Following her performance today, Alinghi now lies second overall, overtaking Spindrift racing and is currently four points from race leader, ARMIN STROM Sailing Team.

“It didn’t feel like we were the stand out team,” admitted Morgan Larson, who helmed for the three races in which Bertarelli didn’t. “It feels like there is so much room to grow and obviously the guys did an awesome job and were improving. I guess that is the name of the game, because we are all so new to this.” Despite their success, there were definitely some ‘exciting’ moments today on board, including one near capsize.

Stability of flight seems a key issue. ARMIN STROM Sailing Team – who have been sailing GC32 longest and have the additional benefit of former Luna Rossa helmsman, Chris Draper, on the tiller here – are the masters. Up on foils, they seem to ‘hover’, whereas other greener teams, tend to pitch or ‘porpoise’ more.

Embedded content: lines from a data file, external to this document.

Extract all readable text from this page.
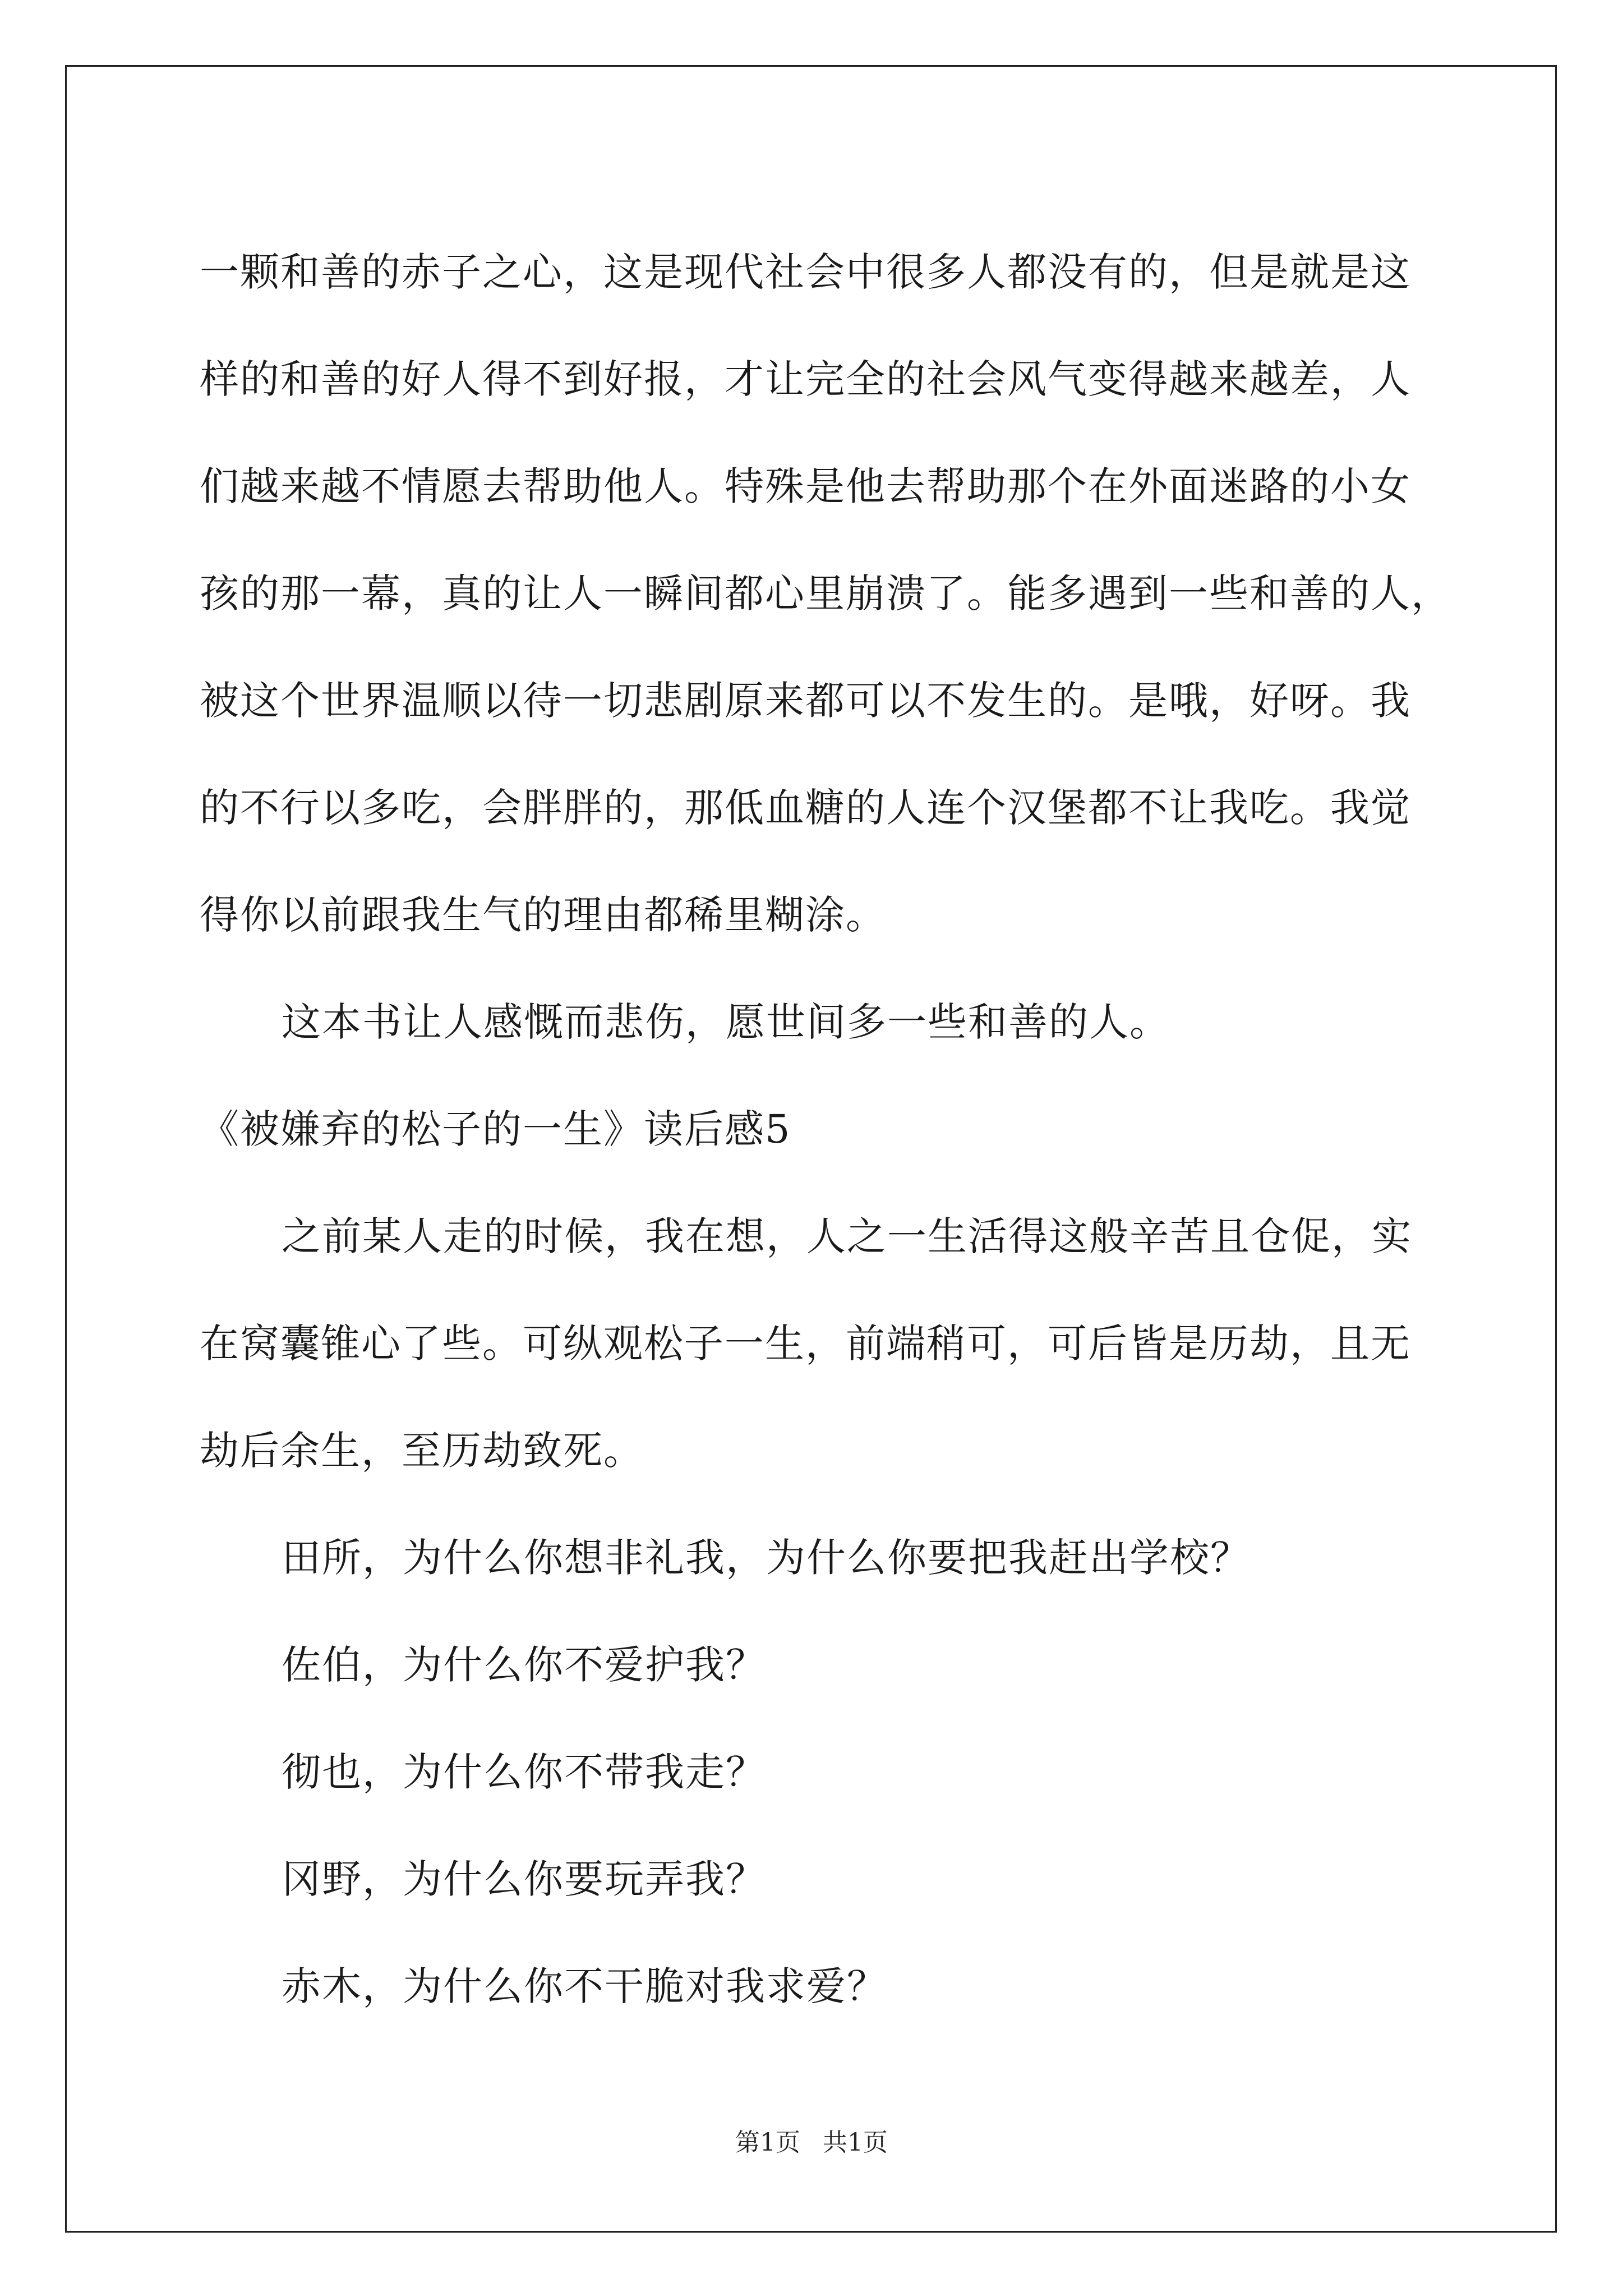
一颗和善的赤子之心，这是现代社会中很多人都没有的，但是就是这

样的和善的好人得不到好报，才让完全的社会风气变得越来越差，人

们越来越不情愿去帮助他人。特殊是他去帮助那个在外面迷路的小女

孩的那一幕，真的让人一瞬间都心里崩溃了。能多遇到一些和善的人，

被这个世界温顺以待一切悲剧原来都可以不发生的。是哦，好呀。我

的不行以多吃，会胖胖的，那低血糖的人连个汉堡都不让我吃。我觉

得你以前跟我生气的理由都稀里糊涂。

这本书让人感慨而悲伤，愿世间多一些和善的人。

《被嫌弃的松子的一生》读后感5

之前某人走的时候，我在想，人之一生活得这般辛苦且仓促，实

在窝囊锥心了些。可纵观松子一生，前端稍可，可后皆是历劫，且无

劫后余生，至历劫致死。

田所，为什么你想非礼我，为什么你要把我赶出学校？

佐伯，为什么你不爱护我？

彻也，为什么你不带我走？

冈野，为什么你要玩弄我？

赤木，为什么你不干脆对我求爱？

第1页 共1页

Larson agrees that this is where there is most room for improvement: “There are a lot of tricks such as whether you use crew weight to alter the angle of attack [of the main foil] or whether you adjust it or the sails or a combination of everything. Chris Draper and his guys have the most experience so they know how to get the boat flying efficiently, whereas we are all bucking around more.”

photo: Sander van der Borch / Bullitt GC32 Racing Tour

Typically today ARMIN STROM Sailing Team was fastest out of the blocks on the America’s Cup-style courses with reaching first and final legs. Sebastien Rogues’ GDF SUEZ team led around the first reaching mark on two occasions, but seemed unable to retain this position.

With the wind the strongest it has been all week, today the GC32s were coming close to foiling upwind – something that these catamarans are only capable of thanks to their large foils.

Overall leader, ARMIN STROM Sailing Team, today claimed two race wins. Helmsman Chris Draper observed that the other teams have been on a steeper learning curve and have improved a lot. “They are all great sailors. I think we have a good edge downwind and on the starts, but the other guys are so used to sailing together as a team and getting their heads out of the boat and looking around, they often made gains on us tactically upwind.”

On two occasions Alinghi passed ARMIN STROM when they were leading, once when Draper’s team went the wrong way and another time when they trawled their genniker.

As to their foiling prowess, Draper advises: “A little a bit is trim. I am trying to get the crew to move the rake [of the main foils] quite a bit. I think the boat would benefit from a power pack and active rake [that the helmsman can control] – that would make an enormous difference. And I am changing the elevators [the rudder T-foils] quite lot for the different legs – the system is good and simple but you can’t move it as much as I’d like to.” Allowing the helmsman to alter the rake of the main foils would allow the GC32 to be sailed much faster Draper believes. “I think the racing would look a lot better and be a lot better if you could move the rake [control] to the helm station for sure.”

Tomorrow is the last day of the Marseille Test Event and with the wind set to build in the afternoon, the schedule has been brought forward and shortened – three races are scheduled starting at 1000.